Tuesday, July 19, 2005
GOOD WORK, JOHNNY DAMON
After twenty-nine* consecutive games, Johnny Damon's hitting streak has come to an end. Although he did not smash any records, he did take a nice spot in the top ten for the team. Here's the franchise records (for all Red Sox since 1902):
BOSTON RED SOX HITTING STREAKS OF TWENTY-FIVE OR MORE GAMES
First Place: Dom DiMaggio (1949) 34 games
Tied for 2nd: Tris Speaker (1912) and Nomar Garciaparra (1997) 30 games
Third Place: JOHNNY DAMON (2005) 29 games
Fourth Place: Wade Boggs (1985) 28 games
Fifth Place: Dom DiMaggio (1951) 27 games
Tied for 6th: Buck Freeman (1902), Johnny Pesky (1947), Nomar Garciaparra (2003) 26 games
Tied for 7th: George Metkovich (1944) and Wade Boggs (1987) 25 games
Yes, the holder of 1st place IS indeed Joe DiMaggio's brother, Dom.
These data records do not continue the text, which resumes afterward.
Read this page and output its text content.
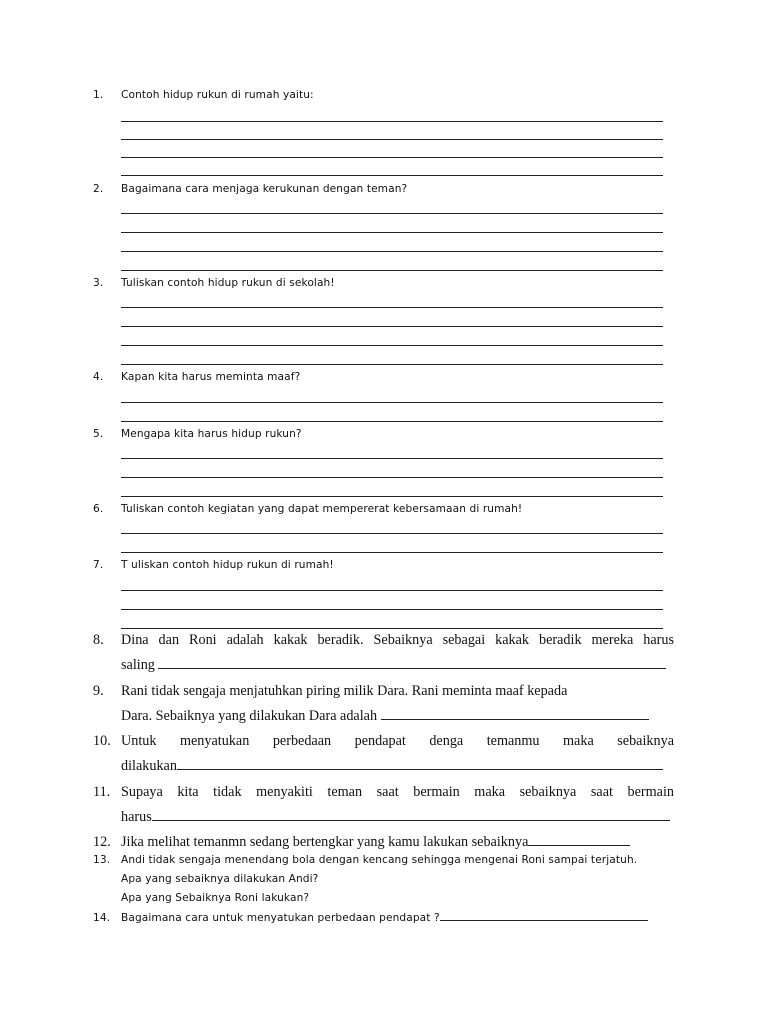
1. Contoh hidup rukun di rumah yaitu:
2. Bagaimana cara menjaga kerukunan dengan teman?
3. Tuliskan contoh hidup rukun di sekolah!
4. Kapan kita harus meminta maaf?
5. Mengapa kita harus hidup rukun?
6. Tuliskan contoh kegiatan yang dapat mempererat kebersamaan di rumah!
7. T uliskan contoh hidup rukun di rumah!
8. Dina dan Roni adalah kakak beradik. Sebaiknya sebagai kakak beradik mereka harus
saling
9. Rani tidak sengaja menjatuhkan piring milik Dara. Rani meminta maaf kepada
Dara. Sebaiknya yang dilakukan Dara adalah
10. Untuk menyatukan perbedaan pendapat denga temanmu maka sebaiknya
dilakukan
11. Supaya kita tidak menyakiti teman saat bermain maka sebaiknya saat bermain
harus
12. Jika melihat temanmn sedang bertengkar yang kamu lakukan sebaiknya
13. Andi tidak sengaja menendang bola dengan kencang sehingga mengenai Roni sampai terjatuh.
Apa yang sebaiknya dilakukan Andi?
Apa yang Sebaiknya Roni lakukan?
14. Bagaimana cara untuk menyatukan perbedaan pendapat ?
I guess hitting streaks run in the family!
(Source: Baseball Digest)
Not bad at all, Damon!
*30 if you count the All-Star Game, but it doesn't count for official MLB records
Sunday, July 17, 2005
ADVISE ALL NOT TO TUNE IN TO ESPN, IMPARTIALITY QUESTIONED
It seems that the national broadcasts of Red Sox-Yankees games on ESPN (cable) are flawed. The commentary seems to be biased towards the Yankees. Whenever a great defensive play in favor of the Yankees occurs, ESPN makes a big show about it. No such fanfare for the Red Sox, offensively or defensively. When Johnny Damon hit safely in his 29th consecutive game, there was so little Boston emphasis that I had to sub in for them (see previous audio post). Instances such as the safe/out call in the bottom of the 9th tonight are quickly dismissed once ESPN is sure that the Yankees got the call. Something is fishy about this. Aren't games supposed to be broadcast in a FAIR and BALANCED manner? Isn't there an MLB regulation of some kind to keep broadcasters on the up and up? I invite readers to post comments regarding this matter. For or against, it matters not.
Saturday, July 16, 2005
SECOND TIME'S THE CHARM
Last night, the Red Sox killed the Yankees 17-1 in a display featuring Trot Nixon hitting a home run that didn't make it over the fence. In a play that was almost scored an error, Nixon scored three runs on an inside-the-park homer to center field. This all happened while I was watching the game on a 5-inch black and white television set in the back of my van!
Friday, July 08, 2005
BALTIMORE 3, BOSTON 1 (6 innings)
Last night's partial game:
|BOS||0||0||1|| ||0||0||0|| ||0||- 1|
|BAL||0||0||2|| ||0||0||1|| ||x||- 3|
(called, middle of 7th: rain)RAIN, RAIN, GO AWAY
I thought that called games were pretty much obsolete. More often, games are postponed if rain is expected during the evening. But instead, the Sox lose, rendering their renowned comeback strategies useless, and the fans get cheated out of 2½ innings of baseball!
And what's this I here about Nixon getting picked off with the bases loaded, ending the inning? Tonight we shall avenge this ridiculous excuse for an away game!
Wednesday, July 06, 2005
WELL, THAT'S WELLS FOR YA
Being a former Yankee, David Wells can sometimes be difficult to deal with, as his last start illustrated, when he was ejected for arguing with an umpire. It's not Wells' fault entirely. It's just the only remaining taint from his time with the New York Yankees. This goes back a long way with the Yankees, as the black-and-white photo illustrates in 1940.